Be prepared to feel just a little old: the first Child Trust Funds (CTFs) will mature on 1 September this year, when their owners reach the age of 18.
CTFs were first launched in 2005, when nearly every child born on or after 1 September 2002 became entitled to a government payment of up to £250 (£500 for those from lower income families). At the age of seven a second state payment of £250/£500 was made until August 2010. Additional subscriptions from parents, family and friends were allowed, up to £1,200 a year initially. All government payments stopped on 3 January 2011, after which no new CTFs were created, but existing CTFs have continued to run their course towards their age 18 maturity date.
Earlier this year, regulations were introduced which will mean that when a CTF matures:
- its owner can draw its value; or
- the CTF’s value (or part of it) can be invested in an ISA; or
- if the CTF provider receives no response from the CTF owner, the proceeds will be transferred to a ‘protected account’ where it will continue to enjoy freedom from UK income tax and capital gains tax (CGT).

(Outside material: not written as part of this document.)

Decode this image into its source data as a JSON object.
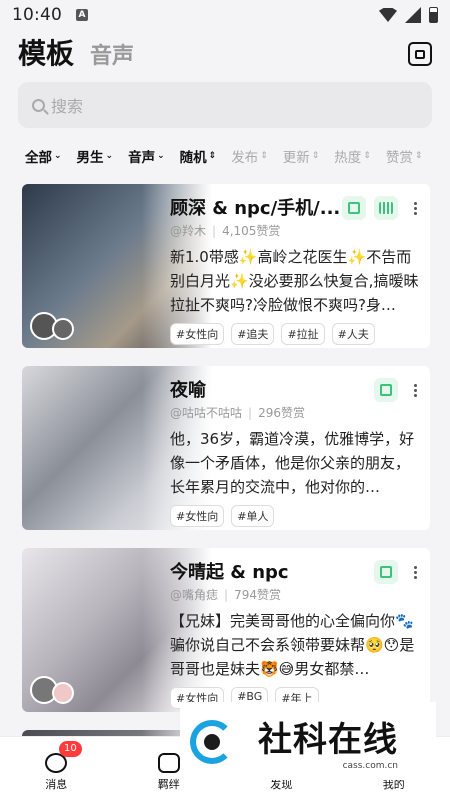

HMRC set up many CTFs under a default procedure because the initial £250/£500 government vouchers were not redeemed. These and other ‘lost’ CTFs can now be traced using a form on the HMRC website.
In November 2011, the Junior ISA (JISA) was launched as a CTF replacement, to which no government payments are made. JISAs had a slow start, but their popularity has grown over the years. They were given a boost in the March Budget, when the annual subscription limit – which also applies to CTFs – was more than doubled to £9,000 for 2020/21. All other ISA limits were unchanged.
If you are concerned about university costs for your children or grandchildren, JISAs (and their CTFs predecessors if already subscribed to and not yet at maturity) are worth considering as a tax-efficient way to build up the necessary funds, as some 18 year olds will discover in a few months’ time.